Jeśli nie przybędzie powołań, we Francji za 15 lat zniknie połowa tamtejszych diecezji.
Już teraz istnieją regiony, gdzie na jednego kapłana przypada 60 kościołów – powiedział
rzecznik prasowy francuskiego episkopatu ks. Bernard Podvin w wywiadzie dla dziennika
France-Soir. Zapytany o przyczyny tej dramatycznej sytuacji, stwierdził on m.in.,
że Kościół we Francji stał się niekomunikatywny i przez wiele lat nie chciał się do
tego przyznać. Im więcej będziemy głosić, tym więcej będzie księży – uważa ks. Podvin.
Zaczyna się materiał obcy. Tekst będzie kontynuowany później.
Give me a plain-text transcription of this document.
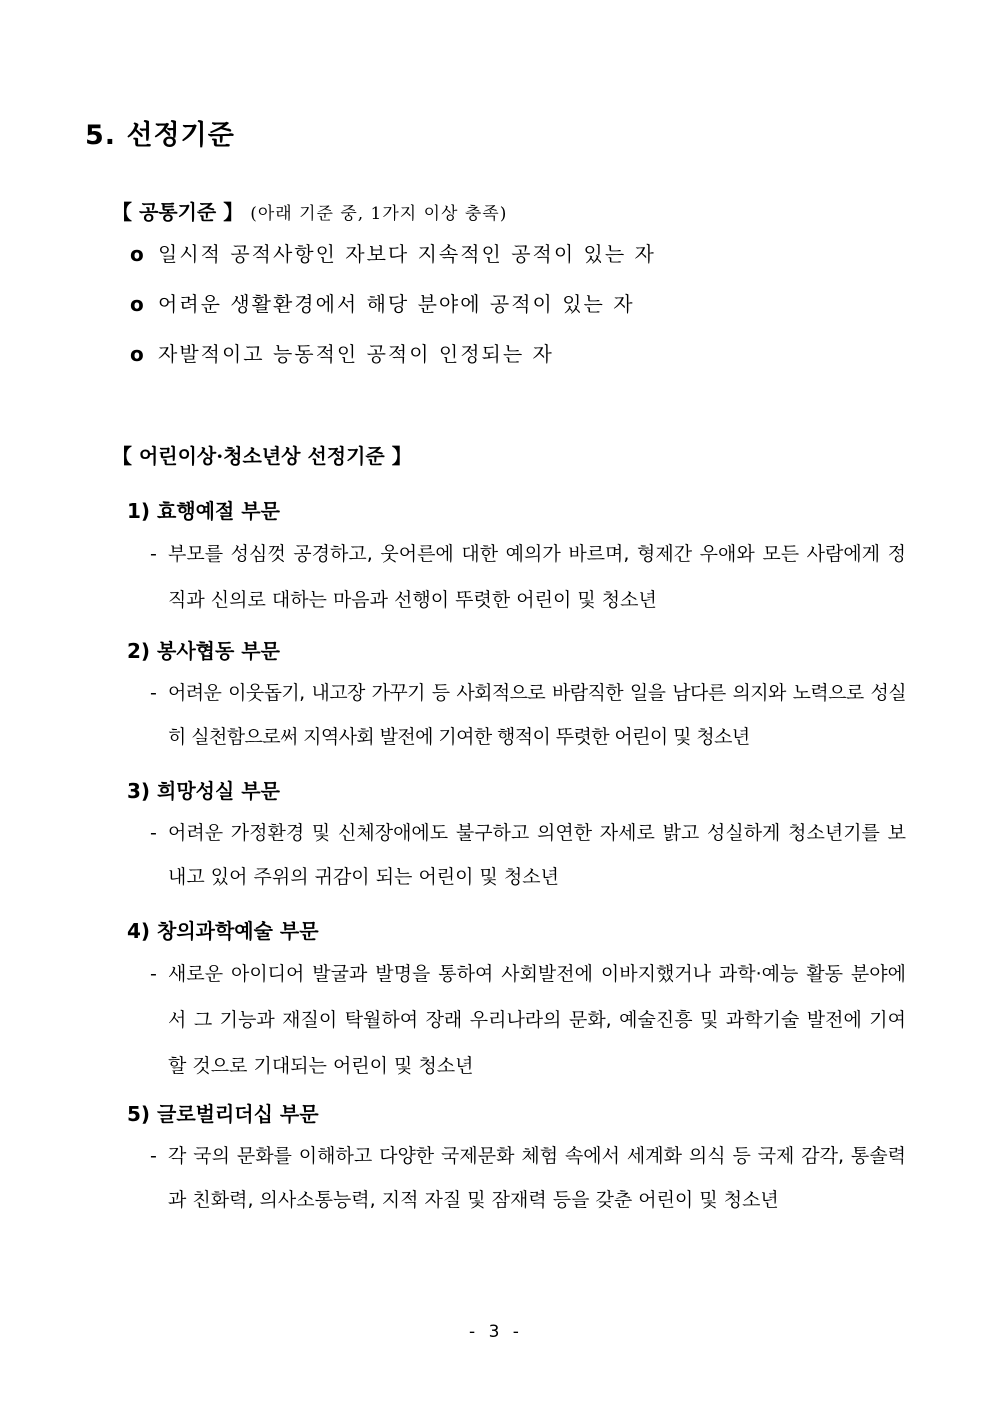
5. 선정기준
【 공통기준 】 (아래 기준 중, 1가지 이상 충족)
o 일시적 공적사항인 자보다 지속적인 공적이 있는 자
o 어려운 생활환경에서 해당 분야에 공적이 있는 자
o 자발적이고 능동적인 공적이 인정되는 자
【 어린이상·청소년상 선정기준 】
1) 효행예절 부문
- 부모를 성심껏 공경하고, 웃어른에 대한 예의가 바르며, 형제간 우애와 모든 사람에게 정직과 신의로 대하는 마음과 선행이 뚜렷한 어린이 및 청소년
2) 봉사협동 부문
- 어려운 이웃돕기, 내고장 가꾸기 등 사회적으로 바람직한 일을 남다른 의지와 노력으로 성실히 실천함으로써 지역사회 발전에 기여한 행적이 뚜렷한 어린이 및 청소년
3) 희망성실 부문
- 어려운 가정환경 및 신체장애에도 불구하고 의연한 자세로 밝고 성실하게 청소년기를 보내고 있어 주위의 귀감이 되는 어린이 및 청소년
4) 창의과학예술 부문
- 새로운 아이디어 발굴과 발명을 통하여 사회발전에 이바지했거나 과학·예능 활동 분야에서 그 기능과 재질이 탁월하여 장래 우리나라의 문화, 예술진흥 및 과학기술 발전에 기여할 것으로 기대되는 어린이 및 청소년
5) 글로벌리더십 부문
- 각 국의 문화를 이해하고 다양한 국제문화 체험 속에서 세계화 의식 등 국제 감각, 통솔력과 친화력, 의사소통능력, 지적 자질 및 잠재력 등을 갖춘 어린이 및 청소년
- 3 -
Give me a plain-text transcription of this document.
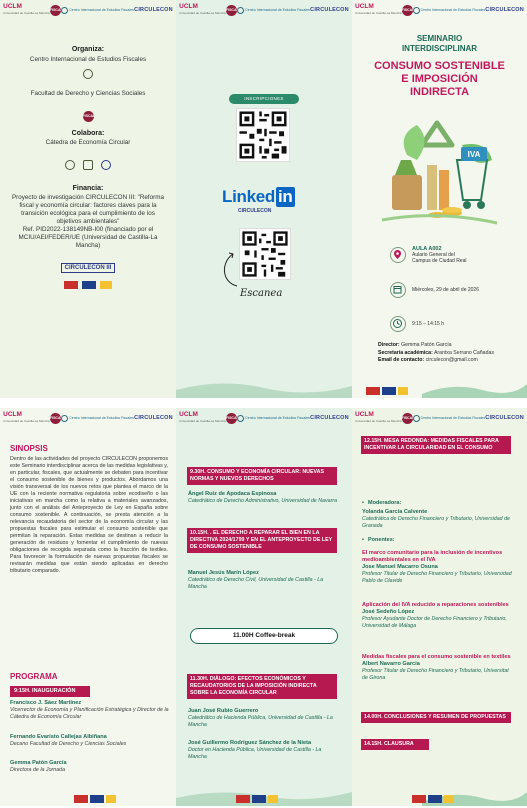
UCLM
Universidad de Castilla-La Mancha
FISCAL Centro Internacional de Estudios Fiscales CIRCULECON
Organiza:
Centro Internacional de Estudios Fiscales
Facultad de Derecho y Ciencias Sociales
FISCAL
Colabora:
Cátedra de Economía Circular

Financia:
Proyecto de investigación CIRCULECON III: "Reforma fiscal y economía circular: factores claves para la transición ecológica para el cumplimiento de los objetivos ambientales"
Ref. PID2022-138149NB-I00 (financiado por el MCIU/AEI/FEDER/UE (Universidad de Castilla-La Mancha)
CIRCULECON III

UCLM
Universidad de Castilla-La Mancha
FISCAL Centro Internacional de Estudios Fiscales CIRCULECON
INSCRIPCIONES
Linked in
CIRCULECON
Escanea
UCLM
Universidad de Castilla-La Mancha
FISCAL Centro Internacional de Estudios Fiscales CIRCULECON
SEMINARIO
INTERDISCIPLINAR
CONSUMO SOSTENIBLE
E IMPOSICIÓN
INDIRECTA
IVA
AULA A002
Aulario General del Campus de Ciudad Real
Miércoles, 29 de abril de 2026
9:15 – 14:15 h
Director: Gemma Patón García
Secretaría académica: Arantxa Serrano Cañadas
Email de contacto: circulecon@gmail.com
UCLM
Universidad de Castilla-La Mancha
FISCAL Centro Internacional de Estudios Fiscales CIRCULECON
SINOPSIS
Dentro de las actividades del proyecto CIRCULECON proponemos este Seminario interdisciplinar acerca de las medidas legislativas y, en particular, fiscales, que actualmente se debaten para incentivar el consumo sostenible de bienes y productos. Abordamos una visión transversal de los nuevos retos que plantea el marco de la UE con la reciente normativa regulatoria sobre ecodiseño o las iniciativas en marcha como la relativa a materiales avanzados, junto con el análisis del Anteproyecto de Ley en España sobre consumo sostenible. A continuación, se presta atención a la relevancia recaudatoria del sector de la economía circular y las propuestas fiscales para estimular el consumo sostenible que permitan la reparación. Estas medidas se destinan a reducir la generación de residuos y fomentar el cumplimiento de nuevas obligaciones de recogida separada como la fracción de textiles. Para favorecer la formulación de nuevas propuestas fiscales se revisarán medidas que están siendo aplicadas en derecho tributario comparado.
PROGRAMA
9:15H. INAUGURACIÓN
Francisco J. Sáez Martínez
Vicerrector de Economía y Planificación Estratégica y Director de la Cátedra de Economía Circular
Fernando Evaristo Callejas Albiñana
Decano Facultad de Derecho y Ciencias Sociales
Gemma Patón García
Directora de la Jornada
UCLM
Universidad de Castilla-La Mancha
FISCAL Centro Internacional de Estudios Fiscales CIRCULECON
9.30H. CONSUMO Y ECONOMÍA CIRCULAR: NUEVAS NORMAS Y NUEVOS DERECHOS
Ángel Ruiz de Apodaca Espinosa
Catedrático de Derecho Administrativo, Universidad de Navarra
10.15H. . EL DERECHO A REPARAR EL BIEN EN LA DIRECTIVA 2024/1799 Y EN EL ANTEPROYECTO DE LEY DE CONSUMO SOSTENIBLE
Manuel Jesús Marín López
Catedrático de Derecho Civil, Universidad de Castilla - La Mancha
11.00H Coffee-break
11.30H. DIÁLOGO: EFECTOS ECONÓMICOS Y RECAUDATORIOS DE LA IMPOSICIÓN INDIRECTA SOBRE LA ECONOMÍA CIRCULAR
Juan José Rubio Guerrero
Catedrático de Hacienda Pública, Universidad de Castilla - La Mancha
José Guillermo Rodríguez Sánchez de la Nieta
Doctor en Hacienda Pública, Universidad de Castilla - La Mancha
UCLM
Universidad de Castilla-La Mancha
FISCAL Centro Internacional de Estudios Fiscales CIRCULECON
12.15H. MESA REDONDA: MEDIDAS FISCALES PARA INCENTIVAR LA CIRCULARIDAD EN EL CONSUMO
• Moderadora:
Yolanda García Calvente
Catedrática de Derecho Financiero y Tributario, Universidad de Granada
• Ponentes:
El marco comunitario para la inclusión de incentivos medioambientales en el IVA
Jose Manuel Macarro Osuna
Profesor Titular de Derecho Financiero y Tributario, Universidad Pablo de Olavide
Aplicación del IVA reducido a reparaciones sostenibles
José Sedeño López
Profesor Ayudante Doctor de Derecho Financiero y Tributario, Universidad de Málaga
Medidas fiscales para el consumo sostenible en textiles
Albert Navarro García
Profesor Titular de Derecho Financiero y Tributario, Universitat de Girona
14.00H. CONCLUSIONES Y RESUMEN DE PROPUESTAS
14.15H. CLAUSURA
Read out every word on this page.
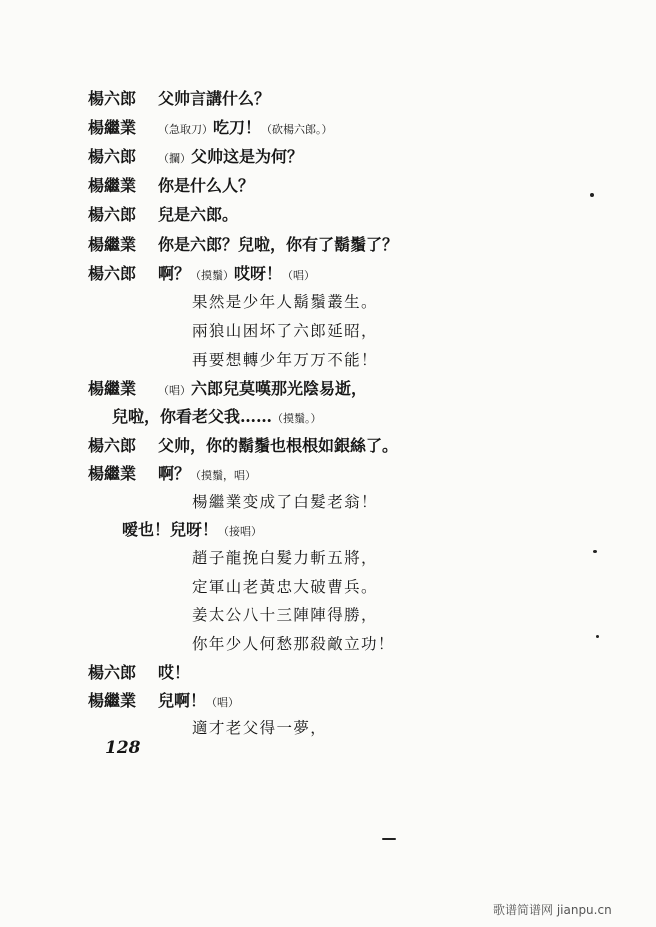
楊六郎 父帅言講什么？
楊繼業 （急取刀）吃刀！（砍楊六郎。）
楊六郎 （攔）父帅这是为何？
楊繼業 你是什么人？
楊六郎 兒是六郎。
楊繼業 你是六郎？兒啦，你有了鬍鬚了？
楊六郎 啊？（摸鬚）哎呀！（唱）
果然是少年人鬍鬚叢生。
兩狼山困坏了六郎延昭，
再要想轉少年万万不能！
楊繼業 （唱）六郎兒莫嘆那光陰易逝，
兒啦，你看老父我……（摸鬚。）
楊六郎 父帅，你的鬍鬚也根根如銀絲了。
楊繼業 啊？（摸鬚，唱）
楊繼業变成了白髮老翁！
嗳也！兒呀！（接唱）
趙子龍挽白髮力斬五將，
定軍山老黃忠大破曹兵。
姜太公八十三陣陣得勝，
你年少人何愁那殺敵立功！
楊六郎 哎！
楊繼業 兒啊！（唱）
適才老父得一夢，
128
歌谱简谱网 jianpu.cn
W jego przekonaniu przyczyną kryzysu powołań na pewno nie jest celibat, bo większość
kapłanów dobrze przeżywa zobowiązanie do bezżenności, nie jako coś, co trzeba znosić,
lecz jako zaangażowanie, które prowadzi do spotkania z innymi ludźmi. Rzecznik episkopatu
przyznaje, że młodzi mogą się obawiać samotności, ta jednak w wypadku kapłana jest
mitem. W dzisiejszym społeczeństwie istnieje bowiem wiele bardziej samotnych osób
niż duchowni. A ludzie potrzebują kapłana. Upominają się o niego, kiedy go brakuje
– powiedział ks. Podvin. W jego przekonaniu pozytywnym znakiem jest również fakt,
że na niedzielnych Eucharystiach przybywa ludzi młodych. „Czasy są trudne, ale jestem
pełen ufności. Musimy przez to przejść” – dodaje rzecznik francuskich biskupów.